Another misleading claim in Rumsfeld’s op-ed: “During my last weeks in office, I recommended to President Bush that he consider Gen. David Petraeus as commander of coalition forces in Iraq.”

This may be true. Again, Rumsfeld has no doubt rustled up a memo in which he said just that. However, note that he writes that he made this recommendation “during my last weeks in office.” He left the job, and Robert Gates took his place, on Dec. 18, 2006. The timing is unclear, but it may well be that by the time Rumsfeld “recommended” him, Petraeus was already the all-but-certain pick.

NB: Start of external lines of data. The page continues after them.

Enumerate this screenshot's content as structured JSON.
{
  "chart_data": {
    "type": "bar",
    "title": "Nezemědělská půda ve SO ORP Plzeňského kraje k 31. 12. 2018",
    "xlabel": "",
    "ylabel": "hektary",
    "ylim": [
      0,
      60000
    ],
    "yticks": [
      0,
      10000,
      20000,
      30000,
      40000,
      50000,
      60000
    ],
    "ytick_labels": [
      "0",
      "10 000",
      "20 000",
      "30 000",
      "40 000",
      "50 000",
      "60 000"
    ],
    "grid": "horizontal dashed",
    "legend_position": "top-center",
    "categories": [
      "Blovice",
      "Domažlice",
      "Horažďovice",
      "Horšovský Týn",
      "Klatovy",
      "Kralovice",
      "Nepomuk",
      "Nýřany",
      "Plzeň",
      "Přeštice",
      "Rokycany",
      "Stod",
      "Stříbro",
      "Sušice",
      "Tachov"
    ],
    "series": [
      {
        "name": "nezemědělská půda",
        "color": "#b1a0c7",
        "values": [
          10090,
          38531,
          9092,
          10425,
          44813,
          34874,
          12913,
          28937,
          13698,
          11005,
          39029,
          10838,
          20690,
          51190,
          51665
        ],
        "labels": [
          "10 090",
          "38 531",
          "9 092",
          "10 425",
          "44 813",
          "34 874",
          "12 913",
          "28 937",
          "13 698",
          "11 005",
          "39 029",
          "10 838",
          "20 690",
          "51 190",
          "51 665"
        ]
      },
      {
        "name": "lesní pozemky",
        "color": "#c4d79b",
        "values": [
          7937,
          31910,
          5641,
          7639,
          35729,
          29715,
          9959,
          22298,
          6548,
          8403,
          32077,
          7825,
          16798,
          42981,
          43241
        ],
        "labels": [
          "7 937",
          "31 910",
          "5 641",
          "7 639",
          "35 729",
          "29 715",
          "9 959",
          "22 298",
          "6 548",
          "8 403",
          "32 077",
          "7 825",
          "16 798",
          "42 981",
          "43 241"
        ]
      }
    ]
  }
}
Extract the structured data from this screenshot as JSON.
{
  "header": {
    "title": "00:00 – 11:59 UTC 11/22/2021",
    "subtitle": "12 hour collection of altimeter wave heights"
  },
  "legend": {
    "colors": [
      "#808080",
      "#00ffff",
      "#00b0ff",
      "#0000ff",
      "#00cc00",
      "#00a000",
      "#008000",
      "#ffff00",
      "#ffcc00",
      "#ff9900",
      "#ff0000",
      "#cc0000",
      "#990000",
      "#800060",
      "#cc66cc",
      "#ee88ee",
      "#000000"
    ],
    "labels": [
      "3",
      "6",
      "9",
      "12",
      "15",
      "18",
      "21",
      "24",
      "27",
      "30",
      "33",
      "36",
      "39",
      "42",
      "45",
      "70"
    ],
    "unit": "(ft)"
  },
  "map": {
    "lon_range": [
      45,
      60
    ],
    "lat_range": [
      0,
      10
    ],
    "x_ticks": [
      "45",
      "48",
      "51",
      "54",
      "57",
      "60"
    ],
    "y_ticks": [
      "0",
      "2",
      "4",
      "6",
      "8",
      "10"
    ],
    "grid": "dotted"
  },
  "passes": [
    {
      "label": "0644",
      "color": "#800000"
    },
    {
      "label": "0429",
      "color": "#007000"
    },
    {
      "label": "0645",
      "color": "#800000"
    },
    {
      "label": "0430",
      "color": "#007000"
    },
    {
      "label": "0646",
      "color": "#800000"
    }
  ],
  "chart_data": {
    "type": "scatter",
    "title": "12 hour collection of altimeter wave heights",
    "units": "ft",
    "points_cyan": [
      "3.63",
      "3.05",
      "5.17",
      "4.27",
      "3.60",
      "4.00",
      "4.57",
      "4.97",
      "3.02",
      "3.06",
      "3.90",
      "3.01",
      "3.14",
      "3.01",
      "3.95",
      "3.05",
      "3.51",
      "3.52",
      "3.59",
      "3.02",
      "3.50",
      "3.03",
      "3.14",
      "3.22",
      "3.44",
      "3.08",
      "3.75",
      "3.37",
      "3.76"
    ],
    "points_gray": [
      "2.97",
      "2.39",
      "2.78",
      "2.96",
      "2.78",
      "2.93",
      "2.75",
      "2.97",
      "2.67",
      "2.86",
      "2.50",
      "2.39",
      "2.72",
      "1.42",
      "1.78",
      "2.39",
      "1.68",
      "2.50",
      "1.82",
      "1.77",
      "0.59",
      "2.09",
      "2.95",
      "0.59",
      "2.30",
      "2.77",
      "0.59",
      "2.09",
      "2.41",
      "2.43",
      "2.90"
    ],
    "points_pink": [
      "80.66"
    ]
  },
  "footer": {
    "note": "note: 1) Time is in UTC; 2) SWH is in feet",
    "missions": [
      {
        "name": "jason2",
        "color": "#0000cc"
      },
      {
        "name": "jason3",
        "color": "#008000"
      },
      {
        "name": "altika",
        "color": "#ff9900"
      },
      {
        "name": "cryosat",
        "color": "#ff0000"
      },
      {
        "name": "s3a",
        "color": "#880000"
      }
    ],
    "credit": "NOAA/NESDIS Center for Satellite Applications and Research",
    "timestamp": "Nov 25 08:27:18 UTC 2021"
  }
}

One thing is clear: In November, just a month earlier, in one of his final official acts, Rumsfeld blocked Bush’s chief of staff Josh Bolten from appointing Petraeus to chair a White House review of Iraq policy. “Rumsfeld loathed Petraeus,” one officer who worked high up in the Pentagon at the time recalled in a phone conversation this week.

Is Rumsfeld lying in this op-ed? No. He did support the surge—after (or perhaps just before) Bush put it in motion and after firmly opposing anything like it for the previous three years. He did recommend Petraeus to be commander of multinational forces in Iraq—after the appointment was in the cards and after blocking him from a crucial position on Iraq a few weeks earlier.

During his six years as defense secretary, Rumsfeld famously wrote hundreds, maybe thousands, of memos to subordinates—they fell so rapidly from on high that his aides called them “snowflakes.” According to several officials, many of these snowflakes contradicted one another; he seemed to be staking out several positions on key issues so that he could later claim that he’d taken the right side. In his forthcoming memoirs, he will no doubt quote chapter and verse from just the right snowflakes. Readers, be forewarned—he’s blotting out the full storm.